I'm attempting to implement gradient descent using code from :

Gradient Descent implementation in octave

I've amended code to following :

X = [1; 1; 1;] 
y = [1; 0; 1;]
m = length(y);
X = [ones(m, 1), data(:,1)]; 
theta = zeros(2, 1);        
iterations = 2000;
alpha = 0.001;

for iter = 1:iterations
     theta = theta -((1/m) * ((X * theta) - y)' * X)' * alpha;
end

theta

Which gives following output :

X =

   1
   1
   1

y =

   1
   0
   1

theta =

   0.32725
   0.32725

theta is a 1x2 Matrix but should'nt it be 1x3 as the output (y) is 3x1 ?

So I should be able to multiply theta by the training example to make a prediction but cannot multiply x by theta as x is 1x3 and theta is 1x2?

Update :

%X = [1 1; 1 1; 1 1;] 
%y = [1 1; 0 1; 1 1;]

X = [1 1 1; 1 1 1; 0 0 0;] 
y = [1 1 1; 0 0 0; 1 1 1;]

m = length(y);
X = [ones(m, 1), X]; 
theta = zeros(4, 1);     
theta

iterations = 2000;
alpha = 0.001;

for iter = 1:iterations
     theta = theta -((1/m) * ((X * theta) - y)' * X)' * alpha;
end

%to make prediction
m = size(X, 1); % Number of training examples
p = zeros(m, 1);
htheta = sigmoid(X * theta);
p = htheta >= 0.5;
1

1 Answers

2
votes

You are misinterpreting dimensions here. Your data consists of 3 points, each having a single dimension. Furthermore, you add a dummy dimension of 1s

X = [ones(m, 1), data(:,1)]; 

thus

octave:1> data = [1;2;3]
data =

   1
   2
   3

octave:2> [ones(m, 1), data(:,1)]
ans =

   1   1
   1   2
   1   3

and theta is your parametrization, which you should be able to apply through (this is not a code, but math notation)

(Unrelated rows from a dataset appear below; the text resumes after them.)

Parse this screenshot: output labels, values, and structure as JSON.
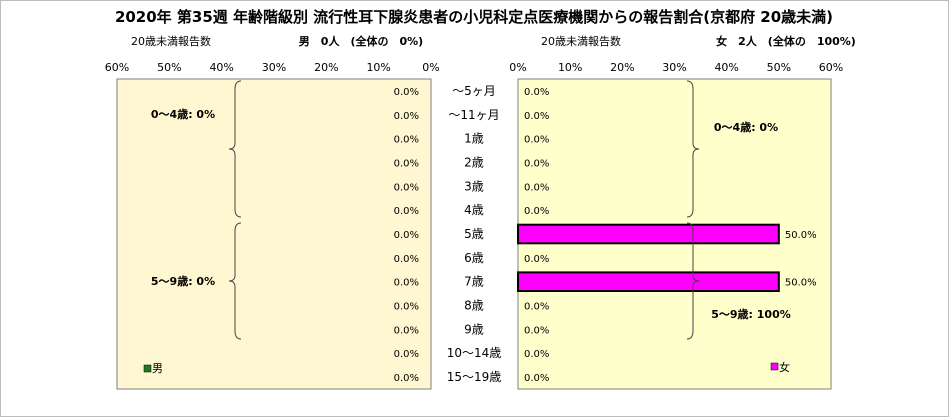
{
  "title": "2020年 第35週 年齢階級別 流行性耳下腺炎患者の小児科定点医療機関からの報告割合(京都府 20歳未満)",
  "left_panel": {
    "header_label": "20歳未満報告数",
    "header_info": "男　0人　(全体の　0%)"
  },
  "right_panel": {
    "header_label": "20歳未満報告数",
    "header_info": "女　2人　(全体の　100%)"
  },
  "colors": {
    "male": "#1f7a1f",
    "female": "#ff00ff",
    "plot_bg_left": "#fff7d1",
    "plot_bg_right": "#ffffcc"
  },
  "chart_data": {
    "type": "bar",
    "orientation": "horizontal",
    "categories": [
      "～5ヶ月",
      "～11ヶ月",
      "1歳",
      "2歳",
      "3歳",
      "4歳",
      "5歳",
      "6歳",
      "7歳",
      "8歳",
      "9歳",
      "10～14歳",
      "15～19歳"
    ],
    "xlim": [
      0,
      60
    ],
    "ticks": [
      "0%",
      "10%",
      "20%",
      "30%",
      "40%",
      "50%",
      "60%"
    ],
    "left_ticks": [
      "60%",
      "50%",
      "40%",
      "30%",
      "20%",
      "10%",
      "0%"
    ],
    "series": [
      {
        "name": "男",
        "values": [
          0,
          0,
          0,
          0,
          0,
          0,
          0,
          0,
          0,
          0,
          0,
          0,
          0
        ],
        "labels": [
          "0.0%",
          "0.0%",
          "0.0%",
          "0.0%",
          "0.0%",
          "0.0%",
          "0.0%",
          "0.0%",
          "0.0%",
          "0.0%",
          "0.0%",
          "0.0%",
          "0.0%"
        ]
      },
      {
        "name": "女",
        "values": [
          0,
          0,
          0,
          0,
          0,
          0,
          50,
          0,
          50,
          0,
          0,
          0,
          0
        ],
        "labels": [
          "0.0%",
          "0.0%",
          "0.0%",
          "0.0%",
          "0.0%",
          "0.0%",
          "50.0%",
          "0.0%",
          "50.0%",
          "0.0%",
          "0.0%",
          "0.0%",
          "0.0%"
        ]
      }
    ],
    "groups": {
      "male": [
        "0～4歳: 0%",
        "5～9歳: 0%"
      ],
      "female": [
        "0～4歳: 0%",
        "5～9歳: 100%"
      ]
    },
    "legend": {
      "male": "男",
      "female": "女"
    }
  }
}
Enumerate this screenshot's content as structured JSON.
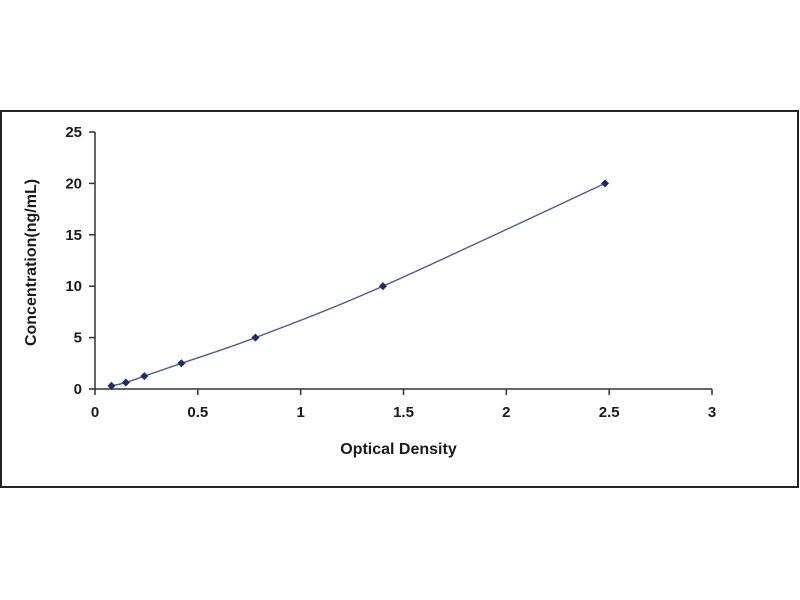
{
  "chart_data": {
    "type": "scatter",
    "title": "",
    "xlabel": "Optical Density",
    "ylabel": "Concentration(ng/mL)",
    "xlim": [
      0,
      3
    ],
    "ylim": [
      0,
      25
    ],
    "x_ticks": [
      "0",
      "0.5",
      "1",
      "1.5",
      "2",
      "2.5",
      "3"
    ],
    "y_ticks": [
      "0",
      "5",
      "10",
      "15",
      "20",
      "25"
    ],
    "grid": false,
    "legend": "none",
    "series": [
      {
        "x": [
          0.08,
          0.15,
          0.24,
          0.42,
          0.78,
          1.4,
          2.48
        ],
        "y": [
          0.31,
          0.63,
          1.25,
          2.5,
          5,
          10,
          20
        ],
        "marker": "diamond",
        "color": "#1f2a6b",
        "trendline": "smooth curve",
        "line_color": "#4a5a8c"
      }
    ]
  }
}
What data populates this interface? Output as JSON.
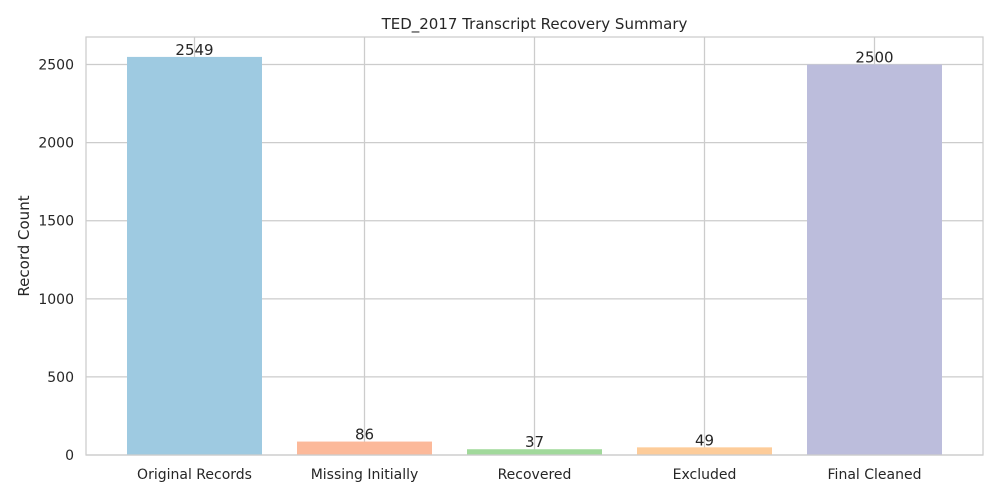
{
  "chart_data": {
    "type": "bar",
    "title": "TED_2017 Transcript Recovery Summary",
    "xlabel": "",
    "ylabel": "Record Count",
    "categories": [
      "Original Records",
      "Missing Initially",
      "Recovered",
      "Excluded",
      "Final Cleaned"
    ],
    "values": [
      2549,
      86,
      37,
      49,
      2500
    ],
    "value_labels": [
      "2549",
      "86",
      "37",
      "49",
      "2500"
    ],
    "colors": [
      "#9ecae1",
      "#fcb99a",
      "#a1d99b",
      "#fdcc9a",
      "#bcbddc"
    ],
    "yticks": [
      0,
      500,
      1000,
      1500,
      2000,
      2500
    ],
    "ytick_labels": [
      "0",
      "500",
      "1000",
      "1500",
      "2000",
      "2500"
    ],
    "ylim": [
      0,
      2676.45
    ],
    "grid": true,
    "legend": "none",
    "grid_color": "#cccccc",
    "background_color": "#ffffff"
  }
}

h(x) = x1 * theta1 + theta0

thus your theta should have two dimensions. One is a weight for your dummy dimension (so called bias) and one for actual X dimension. If your X has K dimensions, theta would have K+1. Thus, after adding a dummy dimension matrices have following shapes:

X is 3x2
y is 3x1
theta is 2x1

so

X * theta  is 3x1 

the same as y